Business Records Handling | Internet Law, Business & Data Security Law

Business records are created every minute in business and in a variety of entities. Every call handled by receptionists, customer service, account managers, and even by management and executives creates a business record. Every transaction, document dispatch, email, scanning of information for sharing, all creates business records. Every function and every task, digitized, becomes a business record, including internal memos, spreadsheets, and so on. Business records are, in other words, incessantly being created. They become the backbone of the enterprise and its operation, to deliver the best service or product possible. Their value is appreciable. Business records are a trade secret. Trade secrets are a valuable commodity for any business of any size.

A trade secret may be a customer list, a new plan for streamlining inventory, or noted logistical adjustment in the organization of delivery processes from manufacturers. Storing such information is fast becoming a colossal fact in cloud data management. The database records that are produced by daily activity of business records are sought after, stealthily by hackers. Any entity you can imagine is a target.

Trespassing into an entity’s database falls under the scope of the Computer Fraud and Abuse Act (“CFAA”), 18 U.S.C. § 1030, and the Economic Espionage Act (“EEA”), 18 U.S.C. § 1831 et seq.[1] Any unauthorized access to copy, duplicate, or download business records is an enforceable offense. It is important to note how an entity handles its business records. The unique handling of the business records and how they are protected provides a clear depiction of how instrumental the business records are to the entity.

In 2012, the Ninth Circuit Court of Appeals, in United States v. Nosal, dealt with the issues of how business records become a recognized trade secret. Nosal was convicted on two counts of trade secret theft under the EEA. The Court found that Nosal had accessed an entity’s business records without authorization. He was charged with unauthorized downloading, copying and duplicating of trade secrets and unauthorized receipt and possession of stolen trade secrets which violated §§ 1832(a)(2) & (a)(4) of the EEA. Aside from determining if there was intent to convert, as required under the EEA, along with having the knowledge that such conversion would harm the entity, owner of the business record/trade secret, the Court weighed into the handling of the business records, i.e., trade secrets. The Court discussed how an entity, by its very handling of its records, its produced records and reports, etc., gave the data trade secret consideration; hence, gave the records value.

The value of the information, as noted by the Court, arose from the handling of the information and it integral import into the function of the entity’s operation. The Court opined about business records becoming a trade secret, that “the nature of the trade secret and its value stemmed from the unique integration, compilation, cultivation, and sorting of, and the aggressive protections applied. . .”[2] Its analysis borrowed from an Eight Circuit case, Conseco [3] and a Tenth Circuit case, Hertz [4] where customer lists were taken by employees. The customer lists in question were unique by their form, manner of cataloging, and analysis that was involved in the list’s composition. The Eight Circuit stated that they were trade secrets as they are ““specialized” computer program that was “unique” to Conseco.”” Similar to the Hertz case, the process involved to gather and organize the data made it a trade secret.

An entity’s process of handling business records is highly important in order to provide its business records and information trade secret status under the law. The value of a business record is based on how an entity handles the composition, characteristic, cataloging, purpose, use, and its intended unique use and secure storage. Custodial handling is crucial amid internal policies among employees and how depicted in personnel manuals for company enforcement.
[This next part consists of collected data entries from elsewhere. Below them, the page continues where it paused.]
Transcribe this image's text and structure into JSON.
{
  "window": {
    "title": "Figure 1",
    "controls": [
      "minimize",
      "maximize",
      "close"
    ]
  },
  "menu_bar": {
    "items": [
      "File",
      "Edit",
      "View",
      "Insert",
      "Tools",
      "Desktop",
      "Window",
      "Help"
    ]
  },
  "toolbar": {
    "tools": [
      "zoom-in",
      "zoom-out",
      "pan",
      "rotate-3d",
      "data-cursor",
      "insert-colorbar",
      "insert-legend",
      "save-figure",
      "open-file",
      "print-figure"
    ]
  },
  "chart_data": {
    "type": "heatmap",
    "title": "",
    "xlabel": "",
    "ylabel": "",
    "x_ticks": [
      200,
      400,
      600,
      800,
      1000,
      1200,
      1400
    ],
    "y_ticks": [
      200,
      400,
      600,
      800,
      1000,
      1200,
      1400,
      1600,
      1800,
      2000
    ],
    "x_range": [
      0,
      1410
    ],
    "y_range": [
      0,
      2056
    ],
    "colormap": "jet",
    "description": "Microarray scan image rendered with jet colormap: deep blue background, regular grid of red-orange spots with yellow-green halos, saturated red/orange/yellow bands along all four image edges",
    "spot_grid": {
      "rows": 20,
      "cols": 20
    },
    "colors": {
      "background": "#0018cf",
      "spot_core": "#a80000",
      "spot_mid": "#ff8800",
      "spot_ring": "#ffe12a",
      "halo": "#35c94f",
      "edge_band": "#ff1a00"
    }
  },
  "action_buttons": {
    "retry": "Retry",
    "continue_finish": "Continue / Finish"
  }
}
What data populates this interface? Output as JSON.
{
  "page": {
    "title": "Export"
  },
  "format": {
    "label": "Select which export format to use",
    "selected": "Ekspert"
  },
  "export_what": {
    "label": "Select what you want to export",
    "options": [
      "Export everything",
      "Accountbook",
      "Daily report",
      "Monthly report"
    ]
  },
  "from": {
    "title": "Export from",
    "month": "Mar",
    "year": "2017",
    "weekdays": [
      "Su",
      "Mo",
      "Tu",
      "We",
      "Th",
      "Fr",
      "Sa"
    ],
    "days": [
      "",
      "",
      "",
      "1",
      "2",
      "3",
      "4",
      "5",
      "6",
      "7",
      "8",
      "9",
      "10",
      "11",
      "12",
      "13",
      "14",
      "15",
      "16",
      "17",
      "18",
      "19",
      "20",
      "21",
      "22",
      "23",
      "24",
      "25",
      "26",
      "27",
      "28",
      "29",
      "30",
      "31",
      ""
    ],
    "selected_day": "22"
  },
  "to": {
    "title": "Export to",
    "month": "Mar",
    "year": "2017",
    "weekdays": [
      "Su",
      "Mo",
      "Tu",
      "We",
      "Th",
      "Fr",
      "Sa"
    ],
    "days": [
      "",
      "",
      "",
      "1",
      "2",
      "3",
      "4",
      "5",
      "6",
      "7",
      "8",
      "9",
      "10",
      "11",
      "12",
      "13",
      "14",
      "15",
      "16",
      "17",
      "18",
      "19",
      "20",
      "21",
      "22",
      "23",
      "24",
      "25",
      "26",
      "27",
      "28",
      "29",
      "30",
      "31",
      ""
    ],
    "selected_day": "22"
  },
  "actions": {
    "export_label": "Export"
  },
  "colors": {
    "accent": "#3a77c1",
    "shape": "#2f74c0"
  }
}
[1] Computer Fraud and Abuse Act of 1986, Pub. L. No. 99-474. , § 2(g)(4), 100 Stat. 1213-15. CFAA was later expanded to protect any computer “used in interstate or foreign commerce or communication.” Economic Espionage Act of 1996, Pub. L. 104-294, § 201(4)(B), 110 Stat. 3488, 3493 (codified as amended at 18 U.S.C. § 1030(e)(2)(B)).

[2] Order, Ninth Circuit, #14-10037, at p. 34.

[3] Conseco Finance Servicing Corp. v. North American Mortgage Co., 381 F.3d 811 (8th Cir. 2004).

[4] Hertz v. Luzenac Grp., 576 F.3d 1103, 1114 (10th Cir. 2009) (holding that a customer list may be a trade secret where “it is the end result of a long process of culling the relevant information from lengthy and diverse sources, even if the original sources are publicly available”).